Monday, April 28, 2008

Guide to understanding a six-year old child

As I said, my Princess turns six this 3rd of July, and so, I endeavoured to research on what best to do to guide and understand a six-year old child. I thought that the best way to do that is share them with you through this blog page in the hope that mothers of six-year olds, who may happen to drop by, may also benefit.

Some of these may not really be the case in your six-year old child. We acknowledge that there are slight differences from one child to another, but generally speaking, these are the most common in almost all six-year old children.

And so here we go..

Routines

At mealtimes, the six-year old has a very good appetite, though she tends to ask for more than she actually eats. Lunch is the favorite meal and she often wants a large bedtime snack.
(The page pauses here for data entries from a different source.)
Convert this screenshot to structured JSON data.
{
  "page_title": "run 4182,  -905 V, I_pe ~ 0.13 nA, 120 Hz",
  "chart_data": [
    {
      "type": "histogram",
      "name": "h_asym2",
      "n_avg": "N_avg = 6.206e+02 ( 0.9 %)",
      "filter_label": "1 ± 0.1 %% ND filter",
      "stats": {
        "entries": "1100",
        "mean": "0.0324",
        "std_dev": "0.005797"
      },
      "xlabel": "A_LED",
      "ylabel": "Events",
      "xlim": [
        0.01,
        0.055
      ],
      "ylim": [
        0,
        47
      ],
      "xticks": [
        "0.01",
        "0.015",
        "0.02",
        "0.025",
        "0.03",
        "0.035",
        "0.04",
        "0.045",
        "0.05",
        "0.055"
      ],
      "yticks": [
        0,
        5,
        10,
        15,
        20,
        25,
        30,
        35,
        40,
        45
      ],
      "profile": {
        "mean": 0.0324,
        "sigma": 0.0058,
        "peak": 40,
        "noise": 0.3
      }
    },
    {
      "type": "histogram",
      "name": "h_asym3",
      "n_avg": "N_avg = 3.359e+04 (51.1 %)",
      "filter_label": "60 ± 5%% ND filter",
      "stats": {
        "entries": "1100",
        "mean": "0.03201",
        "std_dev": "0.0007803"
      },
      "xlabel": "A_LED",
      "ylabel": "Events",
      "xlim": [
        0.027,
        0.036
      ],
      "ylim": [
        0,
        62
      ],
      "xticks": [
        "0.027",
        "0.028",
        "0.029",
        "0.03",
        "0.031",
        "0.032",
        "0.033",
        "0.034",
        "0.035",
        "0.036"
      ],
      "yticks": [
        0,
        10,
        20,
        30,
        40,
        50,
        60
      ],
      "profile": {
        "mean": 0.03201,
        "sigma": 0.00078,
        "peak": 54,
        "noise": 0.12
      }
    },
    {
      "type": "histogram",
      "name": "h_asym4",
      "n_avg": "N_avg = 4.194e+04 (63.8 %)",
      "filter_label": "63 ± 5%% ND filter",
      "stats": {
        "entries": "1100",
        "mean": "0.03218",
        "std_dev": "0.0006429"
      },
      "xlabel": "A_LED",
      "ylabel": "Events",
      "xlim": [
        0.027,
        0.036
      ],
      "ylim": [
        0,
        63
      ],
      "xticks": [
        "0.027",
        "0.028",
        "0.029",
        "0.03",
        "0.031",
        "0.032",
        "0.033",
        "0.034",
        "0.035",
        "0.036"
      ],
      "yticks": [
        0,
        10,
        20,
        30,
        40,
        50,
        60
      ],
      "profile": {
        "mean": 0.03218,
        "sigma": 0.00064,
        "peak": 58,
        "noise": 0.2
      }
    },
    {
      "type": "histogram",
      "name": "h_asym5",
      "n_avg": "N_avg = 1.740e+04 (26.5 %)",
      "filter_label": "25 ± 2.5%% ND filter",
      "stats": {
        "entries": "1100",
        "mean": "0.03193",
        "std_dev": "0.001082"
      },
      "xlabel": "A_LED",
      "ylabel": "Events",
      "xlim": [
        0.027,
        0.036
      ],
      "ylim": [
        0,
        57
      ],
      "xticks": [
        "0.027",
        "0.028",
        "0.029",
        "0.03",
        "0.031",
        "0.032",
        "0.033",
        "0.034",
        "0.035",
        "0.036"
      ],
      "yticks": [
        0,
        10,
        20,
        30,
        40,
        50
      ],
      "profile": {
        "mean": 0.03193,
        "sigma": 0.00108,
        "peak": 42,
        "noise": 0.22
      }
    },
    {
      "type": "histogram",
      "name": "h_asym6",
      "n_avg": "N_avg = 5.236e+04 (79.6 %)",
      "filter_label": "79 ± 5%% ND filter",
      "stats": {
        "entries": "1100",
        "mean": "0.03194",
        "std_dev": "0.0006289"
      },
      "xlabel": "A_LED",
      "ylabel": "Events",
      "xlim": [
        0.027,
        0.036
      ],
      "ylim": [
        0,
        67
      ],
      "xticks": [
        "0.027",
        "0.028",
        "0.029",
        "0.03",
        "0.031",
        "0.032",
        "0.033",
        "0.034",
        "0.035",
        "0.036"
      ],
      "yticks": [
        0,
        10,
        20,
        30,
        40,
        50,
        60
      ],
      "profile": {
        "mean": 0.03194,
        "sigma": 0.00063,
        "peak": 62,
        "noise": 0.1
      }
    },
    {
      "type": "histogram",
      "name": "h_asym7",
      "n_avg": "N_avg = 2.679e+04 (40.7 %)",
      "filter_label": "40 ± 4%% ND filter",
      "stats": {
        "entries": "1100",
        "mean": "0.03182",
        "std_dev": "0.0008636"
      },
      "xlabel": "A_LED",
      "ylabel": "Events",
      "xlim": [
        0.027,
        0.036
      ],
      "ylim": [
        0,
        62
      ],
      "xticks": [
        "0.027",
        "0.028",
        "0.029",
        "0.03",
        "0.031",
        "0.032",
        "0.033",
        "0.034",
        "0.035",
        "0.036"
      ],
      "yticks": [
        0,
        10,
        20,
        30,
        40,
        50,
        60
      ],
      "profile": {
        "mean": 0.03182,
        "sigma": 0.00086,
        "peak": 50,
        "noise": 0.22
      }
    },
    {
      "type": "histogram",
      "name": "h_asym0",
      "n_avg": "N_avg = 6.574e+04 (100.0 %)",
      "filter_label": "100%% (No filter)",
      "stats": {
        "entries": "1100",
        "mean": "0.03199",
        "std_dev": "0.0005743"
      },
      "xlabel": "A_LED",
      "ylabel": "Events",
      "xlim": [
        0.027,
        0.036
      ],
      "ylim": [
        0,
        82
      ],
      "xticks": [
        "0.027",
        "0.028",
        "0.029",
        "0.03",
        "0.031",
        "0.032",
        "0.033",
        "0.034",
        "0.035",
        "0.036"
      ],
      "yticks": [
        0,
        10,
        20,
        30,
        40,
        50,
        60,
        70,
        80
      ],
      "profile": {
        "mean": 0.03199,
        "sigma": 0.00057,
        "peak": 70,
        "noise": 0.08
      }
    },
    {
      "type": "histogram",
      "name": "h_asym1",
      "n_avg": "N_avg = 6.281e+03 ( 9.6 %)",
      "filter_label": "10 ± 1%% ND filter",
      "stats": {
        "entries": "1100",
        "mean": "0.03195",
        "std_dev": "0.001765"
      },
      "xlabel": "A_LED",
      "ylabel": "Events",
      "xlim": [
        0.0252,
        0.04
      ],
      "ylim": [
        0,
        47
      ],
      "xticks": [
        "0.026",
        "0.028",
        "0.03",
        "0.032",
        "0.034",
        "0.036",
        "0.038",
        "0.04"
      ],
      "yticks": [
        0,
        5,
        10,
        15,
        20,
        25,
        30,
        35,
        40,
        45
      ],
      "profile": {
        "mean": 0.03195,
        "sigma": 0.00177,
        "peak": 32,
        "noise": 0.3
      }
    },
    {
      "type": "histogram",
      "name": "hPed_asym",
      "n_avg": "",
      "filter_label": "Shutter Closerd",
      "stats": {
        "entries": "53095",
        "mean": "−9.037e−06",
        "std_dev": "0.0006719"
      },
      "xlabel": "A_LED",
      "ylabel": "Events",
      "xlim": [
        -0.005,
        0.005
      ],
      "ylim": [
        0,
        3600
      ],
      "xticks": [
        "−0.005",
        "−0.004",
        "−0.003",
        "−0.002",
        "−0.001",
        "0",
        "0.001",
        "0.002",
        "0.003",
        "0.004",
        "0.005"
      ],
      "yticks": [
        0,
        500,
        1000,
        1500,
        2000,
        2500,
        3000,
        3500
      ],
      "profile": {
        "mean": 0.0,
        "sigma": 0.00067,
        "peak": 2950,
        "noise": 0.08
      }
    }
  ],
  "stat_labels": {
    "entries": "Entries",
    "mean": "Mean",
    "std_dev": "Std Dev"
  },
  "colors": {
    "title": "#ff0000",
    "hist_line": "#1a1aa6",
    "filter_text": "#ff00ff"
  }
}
Very few six-year olds will nap, but they will go to bed early. Six still needs at least ten hours of sleep each night. They enjoy the quiet time before sleep to hear a bedtime story and talk about their day.

Bathing is a bother to most six-year olds, especially boys. They have to be reminded to bathe thoroughly, to brush their teeth, and to wash hands. Six is not neat with his clothes and usually leaves clothes and shoes scattered everywhere. It might be a good idea to invest in some baskets that he can use to begin to learn the habit of keeping clothes off the floor.


Character

Six-year olds have to be right. The early self is fragile when it begins to recognize the perspective of others. Six doesn't accept criticism or blame with composure. Instead, she argues or even lies to avoid blame. He also hates losing and will blatantly cheat, or change the rules, to win in a competition. This is especially true in the case of boys.

This difficult period can be a learning opportunity when parents approach these behaviors with gentle firmness. Don't push competition on your six-year old. Instead, provide opportunities for non-competitive games and activities this year. Be matter-of-fact about lying and cheating. Don't let them slide; add a consequence for lying and explain that cheating spoils the game.
Six-year olds need encouragement and praise. They need to know that it's okay to make mistakes and how to be a gracious loser.

Too much pressure for perfect grades and model behavior increases six's tension and is not appropriate at this stage of development. Focus on being attentive and accepting to help him feel good about being who he is at age six.

Discipline

Six-year olds go through a period of non-compliance and opposition to parents' instructions. They may act like they don't hear you or dawdle before complying. If you don't follow through, they will take advantage of your inattention and ignore your request. This period passes rather quickly and is an expression of the developing self. Don't panic. Use effective strategies for giving instructions, i.e. call them to come to you, make direct eye contact, give the instruction and pay attention to ensure that she complies.

You may notice signs of tension in your six-year old. Twirling hair, foot tapping, scratching or picking sores may be common, along with irritability and crying easily. Help your six-year old cope with tension through talk time to identify feelings and talk about fears.
Physical activity helps tension in a positive way; cupcakes don't.

Finally, don't offer your six-year old choices that he/she can't handle. She's more comfortable with clear rules and prescribed routines. Keep choices very simple; for example, let her choose between the red shirt, blue shirt or white shirt. Don't make her responsible for choosing her entire outfit but you may give her choices on minor ones like pair of socks, panties and other underwears. The child enjoys picking her choices but she has no idea yet on how she would look like in her entire outfit.

OK? So long guys; till next issue, fans.. hehehe!